Why, after all, should the university block a specific Web site when campus Internet users can still access pornography or quickly Google Web sites about how to construct a pipe bomb, cannon or even flamethrower? Moreover, the argument about banning Juicy Campus is infinitely regressive to the core. Where one site may be banned, two more could rise up to take its place. In fact, the same types of things posted on Juicy Campus can currently be posted on Facebook.com, or on any number of free and anonymous message boards Miami students may visit. Furthermore, there is no threshold for establishing a precedent of banning a Web site through campus Internet. How much hate much a site represent before it is worthy of being removed from accessibility? How can we quantify this hate, and how many other Web sites would meet these standards and need to be banned in addition to Juicy Campus? The questions only seem to pile up the more one thinks about the prospect of the university banning a Web site.

We are, of course, not opposed to people speaking out. Panhel clearly has an issue that they are at odds with and are completely within their right to speak out and mobilize people against Juicy Campus. There is no reason that just because a Web site exists there should be complacency with its content; the question is just one of how to take the most effective action against an issue that may be harmful, but is still largely protected by the First Amendment.

As time goes on and the novelty of the site wears off, we feel that people's minds are mostly made up on if they feel that the site is good or bad. While many feel that nothing positive comes out of the Web site in the first place, at this point it seems like nothing more than a useless and mediocre site that has taken its place among the backdrop of information sharing sites on the Internet-there is nothing inherently special about Juicy Campus that would continue to draw viewers that could not be achieved on any other Web site.
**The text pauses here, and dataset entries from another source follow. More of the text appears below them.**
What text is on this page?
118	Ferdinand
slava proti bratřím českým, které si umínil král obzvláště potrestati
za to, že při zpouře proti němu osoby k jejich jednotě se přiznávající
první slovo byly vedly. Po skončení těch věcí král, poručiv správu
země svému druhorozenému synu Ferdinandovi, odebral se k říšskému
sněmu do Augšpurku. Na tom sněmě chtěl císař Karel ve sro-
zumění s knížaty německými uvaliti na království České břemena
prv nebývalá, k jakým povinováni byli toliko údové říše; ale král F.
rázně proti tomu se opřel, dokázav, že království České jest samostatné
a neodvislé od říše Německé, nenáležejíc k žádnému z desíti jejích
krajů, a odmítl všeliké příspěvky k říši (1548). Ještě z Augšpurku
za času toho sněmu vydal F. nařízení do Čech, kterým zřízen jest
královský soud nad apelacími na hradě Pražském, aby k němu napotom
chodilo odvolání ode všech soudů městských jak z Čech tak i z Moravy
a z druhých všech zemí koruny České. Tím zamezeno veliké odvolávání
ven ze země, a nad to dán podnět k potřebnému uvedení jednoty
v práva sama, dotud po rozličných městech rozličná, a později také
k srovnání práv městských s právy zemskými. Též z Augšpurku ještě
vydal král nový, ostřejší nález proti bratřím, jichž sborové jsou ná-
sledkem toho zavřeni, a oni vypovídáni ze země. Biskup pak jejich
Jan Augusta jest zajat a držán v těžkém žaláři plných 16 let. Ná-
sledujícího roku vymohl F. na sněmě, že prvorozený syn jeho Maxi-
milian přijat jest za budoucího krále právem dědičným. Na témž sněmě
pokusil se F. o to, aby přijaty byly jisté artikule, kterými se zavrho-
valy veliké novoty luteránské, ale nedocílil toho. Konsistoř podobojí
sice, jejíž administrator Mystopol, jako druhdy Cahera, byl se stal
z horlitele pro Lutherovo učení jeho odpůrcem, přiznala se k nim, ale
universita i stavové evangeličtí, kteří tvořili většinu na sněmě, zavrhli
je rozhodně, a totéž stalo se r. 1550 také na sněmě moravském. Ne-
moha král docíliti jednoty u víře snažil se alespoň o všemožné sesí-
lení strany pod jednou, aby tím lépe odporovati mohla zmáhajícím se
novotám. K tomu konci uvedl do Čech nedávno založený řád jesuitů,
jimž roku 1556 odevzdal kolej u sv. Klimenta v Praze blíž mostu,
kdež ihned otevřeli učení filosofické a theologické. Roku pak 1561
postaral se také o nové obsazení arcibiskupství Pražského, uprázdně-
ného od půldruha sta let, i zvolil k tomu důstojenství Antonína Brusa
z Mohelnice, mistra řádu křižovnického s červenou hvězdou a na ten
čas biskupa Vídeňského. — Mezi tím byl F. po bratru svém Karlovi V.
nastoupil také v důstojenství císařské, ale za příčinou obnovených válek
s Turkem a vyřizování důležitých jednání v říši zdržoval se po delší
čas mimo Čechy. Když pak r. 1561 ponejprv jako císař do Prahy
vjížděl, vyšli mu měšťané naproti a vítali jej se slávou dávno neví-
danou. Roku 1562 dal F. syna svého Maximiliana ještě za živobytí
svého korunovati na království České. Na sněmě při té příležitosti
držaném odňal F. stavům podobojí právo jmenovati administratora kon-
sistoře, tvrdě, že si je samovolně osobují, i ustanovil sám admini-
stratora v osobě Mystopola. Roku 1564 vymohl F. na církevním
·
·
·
This board does feels that while banning would be frivolous, it may be effective in preventing new viewers. In the end, however, the question of how far Miami's responsibility over its students reaches is still unanswered. The banning of a Web site seems to go beyond the university's need to protect the student body, and could establish a dangerous precedent for other university protections. In the end, we must rely on ourselves and, if we can refer to our previous editorial, never forget that "people need to grow up" and take such Web sites for what they're worth.